Before Bangladeshi cyber security expert Tanvir Hassan Zoha was abducted by unidentified men in Dhaka last month, he had expressed fears he could be arrested for his comments to the media about an $81 million cyber heist.
Hackers had ordered the New York Fed to transfer $81 million from Bangladesh central bank funds to accounts in the Philippines. The scale of the heist created a major scandal over how the accounts had been breached.
When investigators were still piecing together what had happened, Zoha held a news conference on March 11 to raise concerns over the security standards and cybersecurity protections in place on the bank's computer servers and to fault senior bank officials.
But Zoha also claimed that he worked for Bangladesh's department of Information and Communication Technology (ICT) and advised the government on cybersecurity issues. However, soon after Zoha’s comments were broadcast, ICT issued a statement saying that it had never had any connection with Zoha.
The authorities also shut him out of the cyber heist case where he was a key investigator.
This photo provided by the Bangko Sentral ng Pilipinas, from left, Second Secretary and Head of Chancery of the Bangladesh Embassy in Manila Probash Lamarong, Anti-Money Laundering Council (AMLC) Secretariat Executive Director Julia Bacay-Abad and AMLC Member and Insurance Commissioner Emmanuel Dooc opens a bag containing US dollars that was returned by Chinese casino junket operator Kam Sin Wong to Bangladesh and Philippine AMLC officials in Manila, March 31, 2016.
Zoha's family claimed that his comment criticizing the bank's senior officials might have played a role behind his disappearance.
The computer expert is now back at home after a week missing, but he is not talking about who took him, or why.
That does not surprise rights activists in Bangladesh, who say such reticence is typical for victims of forced disappearances by the state.
Hong Kong-based Bangladeshi rights activist Mohammad Ashrafuzzaman said it's a routine pattern.
“In recent years, whoever returned home following such disappearances, maintained the same pattern of silence and refrained from revealing the truth in the process,” Ashrafuzzaman, who works as a liaison officer of Asian Legal Resource Center (ALRC), told VOA.
“I think Zoha, too, will not reveal the details about his disappearance, at least until Bangladesh sees a change in its regime," he said.

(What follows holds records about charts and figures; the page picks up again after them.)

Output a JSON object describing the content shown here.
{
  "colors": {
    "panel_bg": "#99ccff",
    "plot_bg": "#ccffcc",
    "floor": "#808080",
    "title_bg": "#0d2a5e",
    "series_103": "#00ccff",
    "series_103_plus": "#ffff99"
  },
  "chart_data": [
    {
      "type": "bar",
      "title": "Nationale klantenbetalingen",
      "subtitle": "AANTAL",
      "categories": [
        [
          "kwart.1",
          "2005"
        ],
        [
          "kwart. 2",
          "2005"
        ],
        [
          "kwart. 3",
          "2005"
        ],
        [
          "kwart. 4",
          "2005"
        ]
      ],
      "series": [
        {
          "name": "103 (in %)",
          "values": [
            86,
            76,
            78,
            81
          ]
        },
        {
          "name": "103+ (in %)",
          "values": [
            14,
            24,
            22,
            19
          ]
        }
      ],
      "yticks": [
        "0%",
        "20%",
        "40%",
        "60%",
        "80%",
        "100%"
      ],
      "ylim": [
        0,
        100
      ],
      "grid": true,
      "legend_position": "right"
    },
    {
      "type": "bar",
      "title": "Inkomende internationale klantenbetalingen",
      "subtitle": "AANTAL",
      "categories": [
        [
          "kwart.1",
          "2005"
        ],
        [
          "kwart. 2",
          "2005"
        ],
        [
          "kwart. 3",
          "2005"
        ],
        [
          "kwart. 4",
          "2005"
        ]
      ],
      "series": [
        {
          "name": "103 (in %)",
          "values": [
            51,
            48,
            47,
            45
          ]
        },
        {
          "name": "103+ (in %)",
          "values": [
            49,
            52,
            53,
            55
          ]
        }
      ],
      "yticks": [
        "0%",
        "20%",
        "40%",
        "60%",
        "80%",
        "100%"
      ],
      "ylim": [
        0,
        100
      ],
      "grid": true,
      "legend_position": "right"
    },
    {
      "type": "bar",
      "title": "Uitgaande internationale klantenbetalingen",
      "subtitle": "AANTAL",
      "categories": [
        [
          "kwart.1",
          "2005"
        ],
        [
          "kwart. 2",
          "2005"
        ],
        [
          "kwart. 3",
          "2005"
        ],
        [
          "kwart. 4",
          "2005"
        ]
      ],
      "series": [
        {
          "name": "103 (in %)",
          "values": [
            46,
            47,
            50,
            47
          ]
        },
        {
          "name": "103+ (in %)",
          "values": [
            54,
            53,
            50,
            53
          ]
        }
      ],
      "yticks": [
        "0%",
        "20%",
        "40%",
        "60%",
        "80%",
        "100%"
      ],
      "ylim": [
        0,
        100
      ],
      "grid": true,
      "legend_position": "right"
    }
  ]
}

Soon after the Sheikh Hasina-led Awami League (AL) took to power in Bangladesh in 2009, allegations of enforced disappearances of people began surfacing in Bangladesh.
Most of those who became victims of enforced disappearances in the country were activists and leaders of the parties which are in opposition to AL.
According to Bangladeshi human rights group Odhikar, between January 2009 and February 2016, at least 240 persons became victims of forced disappearances in Bangladesh.
The group counted and documented only those cases where the witnesses alleged that the victims had been taken away by men who claimed or appeared to be members of the law enforcement agencies.
Among the cases documented by Odhikar, 32 were later found dead, 101 were shown arrested or freed alive, while the whereabouts of 107 people remain unknown.
FILE - Bangladeshi opposition activists shout slogans carrying a portrait of Elias Ali, an opposition politician who is suspected to have been abducted by security forces in Dhaka, May 9, 2012.
Although most cases of enforced disappearances were blamed on the law enforcement agencies, only very rarely do victims or their families press for legal remedy for their detention.
No action against perpetrators
In 2013, Sajedul Islam Suman, a local leader of opposition Bangladesh Nationalist Party, was abducted along with six others by unknown men in Dhaka.
Eyewitnesses reported that men wearing black uniforms of the paramilitary force Rapid Action Battalion (RAB) forced them into a van.
“Soon after, we attempted to file suit against the security forces for the abduction. But police refused to register our complaint. They said, if in our complaint we mentioned of RAB or any security agency as being involved in the case, they would not accept the complaint,” Sanjida Islam Tulee, Sumon’s sister, told VOA.
“They said, ‘We can accept your complaint if you write only that he left home, that he has not returned and that he is missing,' " Tulee said.
Nur Khan, director of rights group Ain o Salish Kendra (ASK), noted that the fear of retribution remains strong in those who are disappeared and return home.
"They fear that if they reveal the details about their disappearances, they will have to disappear again or they will face serious threats to their lives. Basically for this reason they remain silent,” Khan told VOA.
“They believe that the people who held them in captivity were powerful and connected to high places. They also suspect, their captors enjoyed patronage by the state or could be members of the state’s security forces," Khan said.
Foreign rights groups such as Human Rights Watch and Amnesty International routinely demand Bangladesh create an independent panel to investigate forced disappearances, but there has been little progress.